Confidence on the Focal: Conformal Prediction with Selection-Conditional Coverage

Ying Jin,Zhimei Ren
2024-03-24
Abstract:Conformal prediction builds marginally valid prediction intervals that cover the unknown outcome of a randomly drawn new test point with a prescribed probability. However, a common scenario in practice is that, after seeing the data, practitioners decide which test unit(s) to focus on in a data-driven manner and seek for uncertainty quantification of the focal unit(s). In such cases, marginally valid conformal prediction intervals may not provide valid coverage for the focal unit(s) due to selection bias. This paper presents a general framework for constructing a prediction set with finite-sample exact coverage conditional on the unit being selected by a given procedure. The general form of our method works for arbitrary selection rules that are invariant to the permutation of the calibration units, and generalizes Mondrian Conformal Prediction to multiple test units and non-equivariant classifiers. We then work out the computationally efficient implementation of our framework for a number of realistic selection rules, including top-K selection, optimization-based selection, selection based on conformal p-values, and selection based on properties of preliminary conformal prediction sets. The performance of our methods is demonstrated via applications in drug discovery and health risk prediction.
Machine Learning,Statistics Theory
What problem does this paper attempt to address?

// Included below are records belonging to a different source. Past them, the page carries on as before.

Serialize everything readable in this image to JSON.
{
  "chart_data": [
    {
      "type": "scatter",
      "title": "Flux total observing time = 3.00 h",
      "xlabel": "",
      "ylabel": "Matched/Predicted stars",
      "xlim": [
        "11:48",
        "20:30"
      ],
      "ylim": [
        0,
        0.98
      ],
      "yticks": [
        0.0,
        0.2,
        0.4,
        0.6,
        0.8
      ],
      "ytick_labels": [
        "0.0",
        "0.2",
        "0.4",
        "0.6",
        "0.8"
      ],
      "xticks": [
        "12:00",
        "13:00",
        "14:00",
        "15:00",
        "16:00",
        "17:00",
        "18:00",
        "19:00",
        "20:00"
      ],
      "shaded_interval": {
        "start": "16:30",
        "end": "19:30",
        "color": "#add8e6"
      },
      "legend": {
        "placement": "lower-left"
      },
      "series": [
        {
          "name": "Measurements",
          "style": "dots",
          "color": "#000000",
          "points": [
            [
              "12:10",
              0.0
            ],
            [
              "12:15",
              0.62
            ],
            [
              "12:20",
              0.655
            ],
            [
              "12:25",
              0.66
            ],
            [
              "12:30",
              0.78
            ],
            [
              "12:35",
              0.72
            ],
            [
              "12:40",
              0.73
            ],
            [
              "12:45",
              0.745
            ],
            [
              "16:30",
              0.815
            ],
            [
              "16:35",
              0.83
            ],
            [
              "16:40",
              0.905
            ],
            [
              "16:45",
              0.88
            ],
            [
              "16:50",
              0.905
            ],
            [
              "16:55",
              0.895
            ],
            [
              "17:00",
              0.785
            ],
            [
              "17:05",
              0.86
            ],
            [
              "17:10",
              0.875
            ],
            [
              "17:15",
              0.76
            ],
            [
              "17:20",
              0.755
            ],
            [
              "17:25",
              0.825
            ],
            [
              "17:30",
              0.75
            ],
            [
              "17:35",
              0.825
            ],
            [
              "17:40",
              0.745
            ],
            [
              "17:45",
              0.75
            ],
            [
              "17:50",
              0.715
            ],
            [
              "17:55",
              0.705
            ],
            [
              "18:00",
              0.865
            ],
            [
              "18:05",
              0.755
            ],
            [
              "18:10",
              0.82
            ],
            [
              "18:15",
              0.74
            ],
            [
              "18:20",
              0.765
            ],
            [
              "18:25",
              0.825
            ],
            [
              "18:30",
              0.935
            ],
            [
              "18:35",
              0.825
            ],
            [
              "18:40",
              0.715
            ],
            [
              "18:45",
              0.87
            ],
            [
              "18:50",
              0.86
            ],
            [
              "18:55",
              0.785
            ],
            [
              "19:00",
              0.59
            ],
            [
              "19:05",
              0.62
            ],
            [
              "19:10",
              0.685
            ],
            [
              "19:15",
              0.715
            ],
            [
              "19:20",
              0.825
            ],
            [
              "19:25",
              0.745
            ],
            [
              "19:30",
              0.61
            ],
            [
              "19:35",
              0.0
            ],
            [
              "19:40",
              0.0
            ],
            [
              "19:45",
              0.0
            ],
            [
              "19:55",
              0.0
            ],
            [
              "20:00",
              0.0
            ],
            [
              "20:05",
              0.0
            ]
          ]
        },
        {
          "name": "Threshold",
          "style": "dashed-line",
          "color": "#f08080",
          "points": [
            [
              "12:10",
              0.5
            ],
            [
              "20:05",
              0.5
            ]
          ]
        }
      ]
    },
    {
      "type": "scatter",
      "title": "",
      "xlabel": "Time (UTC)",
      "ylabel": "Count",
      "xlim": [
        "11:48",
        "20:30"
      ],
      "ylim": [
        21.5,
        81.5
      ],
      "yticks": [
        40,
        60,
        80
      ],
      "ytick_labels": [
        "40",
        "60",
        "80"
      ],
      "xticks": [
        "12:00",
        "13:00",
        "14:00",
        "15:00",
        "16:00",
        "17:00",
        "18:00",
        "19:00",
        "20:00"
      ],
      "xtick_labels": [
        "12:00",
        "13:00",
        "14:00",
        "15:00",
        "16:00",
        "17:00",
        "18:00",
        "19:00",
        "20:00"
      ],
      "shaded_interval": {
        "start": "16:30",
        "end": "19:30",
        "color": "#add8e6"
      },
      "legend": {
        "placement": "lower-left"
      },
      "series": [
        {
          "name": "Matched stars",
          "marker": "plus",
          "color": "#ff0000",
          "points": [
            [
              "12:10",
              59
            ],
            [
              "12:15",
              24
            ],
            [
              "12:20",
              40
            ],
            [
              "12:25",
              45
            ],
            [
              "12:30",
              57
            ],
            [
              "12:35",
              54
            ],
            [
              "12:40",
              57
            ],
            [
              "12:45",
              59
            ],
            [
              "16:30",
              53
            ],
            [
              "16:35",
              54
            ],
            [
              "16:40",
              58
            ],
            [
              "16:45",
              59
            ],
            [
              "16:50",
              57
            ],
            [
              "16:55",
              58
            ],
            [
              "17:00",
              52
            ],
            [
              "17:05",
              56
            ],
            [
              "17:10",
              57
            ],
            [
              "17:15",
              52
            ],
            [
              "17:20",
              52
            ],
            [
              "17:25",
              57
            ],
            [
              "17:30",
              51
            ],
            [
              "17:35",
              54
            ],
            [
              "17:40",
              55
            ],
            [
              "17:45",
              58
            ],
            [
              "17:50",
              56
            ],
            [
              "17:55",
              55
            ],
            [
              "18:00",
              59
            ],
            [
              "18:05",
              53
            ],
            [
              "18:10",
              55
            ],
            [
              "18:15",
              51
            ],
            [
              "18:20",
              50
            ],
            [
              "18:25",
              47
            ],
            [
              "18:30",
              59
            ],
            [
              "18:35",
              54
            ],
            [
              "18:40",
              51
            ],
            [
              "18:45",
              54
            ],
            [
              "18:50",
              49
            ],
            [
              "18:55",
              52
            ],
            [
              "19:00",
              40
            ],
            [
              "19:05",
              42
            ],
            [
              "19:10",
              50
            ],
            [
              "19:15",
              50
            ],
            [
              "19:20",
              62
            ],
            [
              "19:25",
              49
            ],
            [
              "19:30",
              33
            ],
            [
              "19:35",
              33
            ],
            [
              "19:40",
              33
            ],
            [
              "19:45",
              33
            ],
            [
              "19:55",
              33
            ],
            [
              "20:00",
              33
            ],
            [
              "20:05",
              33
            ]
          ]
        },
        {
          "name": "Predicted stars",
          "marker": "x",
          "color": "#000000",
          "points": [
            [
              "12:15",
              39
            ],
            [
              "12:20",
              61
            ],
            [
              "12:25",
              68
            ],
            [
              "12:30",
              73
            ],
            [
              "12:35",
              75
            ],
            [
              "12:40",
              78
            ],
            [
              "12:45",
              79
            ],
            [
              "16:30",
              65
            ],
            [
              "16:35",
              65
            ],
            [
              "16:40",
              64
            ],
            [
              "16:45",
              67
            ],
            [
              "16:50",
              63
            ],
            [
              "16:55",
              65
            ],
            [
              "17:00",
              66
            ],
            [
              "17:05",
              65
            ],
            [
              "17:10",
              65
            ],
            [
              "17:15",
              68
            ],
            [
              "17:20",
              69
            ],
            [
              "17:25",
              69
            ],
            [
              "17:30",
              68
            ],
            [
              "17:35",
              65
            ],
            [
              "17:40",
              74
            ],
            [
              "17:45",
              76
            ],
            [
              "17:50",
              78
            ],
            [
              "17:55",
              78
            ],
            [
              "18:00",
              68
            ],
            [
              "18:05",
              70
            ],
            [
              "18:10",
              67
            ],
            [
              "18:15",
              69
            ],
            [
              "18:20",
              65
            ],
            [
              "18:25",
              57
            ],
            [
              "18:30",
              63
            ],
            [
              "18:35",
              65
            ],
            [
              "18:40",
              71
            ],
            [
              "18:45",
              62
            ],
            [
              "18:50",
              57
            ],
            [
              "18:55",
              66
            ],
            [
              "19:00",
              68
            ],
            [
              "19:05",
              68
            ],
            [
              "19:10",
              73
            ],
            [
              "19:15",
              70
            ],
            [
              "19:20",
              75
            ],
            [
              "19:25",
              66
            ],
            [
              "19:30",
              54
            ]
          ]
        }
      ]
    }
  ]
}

The problem that this paper attempts to solve is to provide effective prediction sets under selective conditions to ensure that the coverage probability of these prediction sets on selected units reaches the preset level. Specifically, when constructing prediction sets, traditional methods can usually only guarantee marginal validity in general, that is, the prediction sets cover the true results of newly randomly sampled test points with a certain probability. However, in practical applications, researchers or decision - makers are often only concerned with certain specific subsets in the data set, such as drug candidates with the highest predicted affinity, products showing strong demand, etc. In this case, if traditional prediction methods are still used, the coverage probability of the prediction set for the selected units may be lower than expected due to selection bias, thus misleading decision - making. To meet this challenge, the paper proposes a new framework - Joint Mondrian Conformal Inference (JOMI) for constructing prediction sets that can still maintain effective coverage after a given selection event. The core idea of JOMI is to find a "reference set", which is a data - dependent calibrated data subset. Even in the case of a given selection event, the data points in this subset are still exchangeable with new test points. By using this reference set, JOMI can provide calibrated uncertainty quantification for selected units, thereby achieving effective coverage under selection conditions. The main contributions of the paper include: - Proposing the JOMI framework, which can provide exact coverage for finite samples under selection conditions and is applicable to any selection rule. - Studying the computational aspects of JOMI and showing that when the set of target variables is finite, JOMI can be efficiently implemented. - Providing effective implementations for multiple practical selection rules, including covariate - based selection, selection based on preliminary conformal prediction sets, etc. - Verifying the effectiveness of the JOMI method through application cases in drug discovery and health risk prediction and other fields. In summary, this paper aims to solve the limitations of existing prediction methods when facing selective attention and proposes a new framework to ensure prediction accuracy under specific selection conditions.